The Tetravalent Swine IAV Vaccine Consisting of rEHV-1 RacH-SE_B and rEHV-1 RacH-SE_D Provides a Diagnostic Differentiation of Infected from Vaccinated Animals (DIVA) Feature Based on IAV Nucleoprotein (NP)-Specific Antibodies

(150) To assess the serological DIVA properties of the tetravalent Swine IAV vaccine consisting of rEHV-1 RacH-SE_B and rEHV-1 RacH-SE_D, piglets born by and colostrum- and milk-fed by sows that were vaccinated twice during pregnancy with a commercially available inactivated vaccine against swine IAV were vaccinated twice with the tetravalent vaccine consisting of rEHV-1 RacH-SE_B and rEHV-1 RacH-SE_D. Animals were vaccinated the first time in their first week of life and the second time in their fourth week of life, respectively, either intramuscularly and then intramuscularly (2IM), or first intranasally and then intramuscularly (IN+IM), or twice intranasally (2IN), at a dose of 110{circumflex over ()}7 TCID50 in a 2 ml dose per vaccine strain, animal, and vaccination, respectively. A non-vaccinated group served as negative control (neg. ctrl.). For the 2IM, IN+IM, 2IN, and neg. ctrl. groups, five animals per group were used and serum samples were taken before first vaccination (FIG. 34, before vaccination) and 14 days after second vaccination (FIG. 34, after vaccination), respectively. As a positive control, two piglets from unvaccinated sows which were tested negative for IAV specific antibodies before the time point of first vaccination (data not shown and FIG. 34, before vaccination) were vaccinated twice with a commercially available inactivated IAV containing vaccine against swine IAV (pos. ctrl.). The pos. ctrl. piglets were vaccinated for the first time in their second week of life and for the second time in their fifth week of life, respectively, and serum samples were taken before the first vaccination (FIG. 34, before vaccination) and 22 days after second vaccination (FIG. 34, after vaccination), respectively.

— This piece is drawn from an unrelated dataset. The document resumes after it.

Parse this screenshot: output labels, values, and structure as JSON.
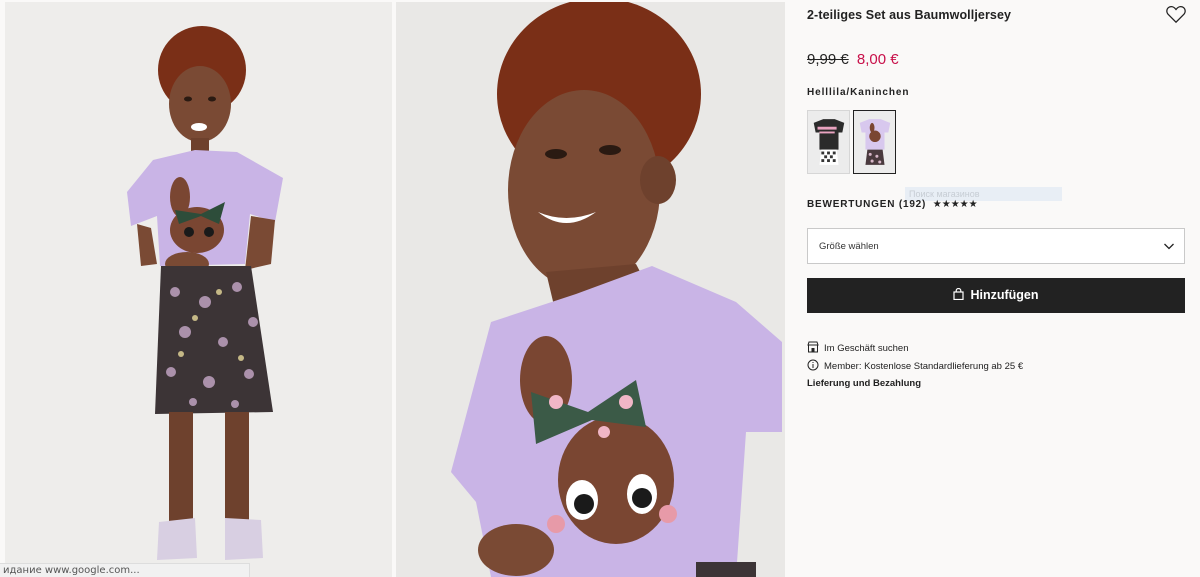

(151) The sera described above were tested in an ELISA detecting swine IAV nucleoprotein (NP)-specific IgG (FIG. 34). The serum samples from piglets of vaccinated sows (neg. ctrl., 2IM, IN+IM, 2IN groups) all showed mean OD values per group of 0.7 or higher before vaccination, thus demonstrating presence of IAV NP-specific antibodies in these non-vaccinated animals of maternally-derived origin (FIG. 34). In contrast, the mean group value of piglet sera from the pos. ctrl. group was below 0.15 before vaccination, demonstrating absence/very low levels of IAV NP-specific antibodies. At 22 days after second vaccination (FIG. 34, after vaccination) with a commercially available inactivated NP-containing swine IAV vaccine, the mean group value of sera from the pos. ctrl. group increased to more than 1.9, thus demonstrating the strong induction of detectable swine IAV NP-specific IgG in piglets. In contrast, at 14 days after vaccination with the tetravalent swine IAV vaccine consisting of rEHV-1 RacH-SE_B and rEHV-1 RacH-SE_D which does not contain nor express swine IAV NP, the serum samples from piglets of the 2IM, IN+IM, 2IN groups and also from the non-vaccinated neg. ctrl. group showed mean OD values per group of below 0.15, respectively, thus demonstrating decline of IAV NP-specific antibody levels present before vaccination to very low levels and that vaccination did not result in a strong induction of detectable swine IAV NP-specific IgG in piglets. Taken together, while the conventional NP-containing inactivated swine IAV vaccine led to a strong induction of detectable NP-specific antibodies in vaccinated piglets, vaccinations with the tetravalent swine IAV vaccine consisting of rEHV-1 RacH-SE_B and rEHV-1 RacH-SE_D did not induce a strong induction of detectable NP-specific antibodies in vaccinated piglets.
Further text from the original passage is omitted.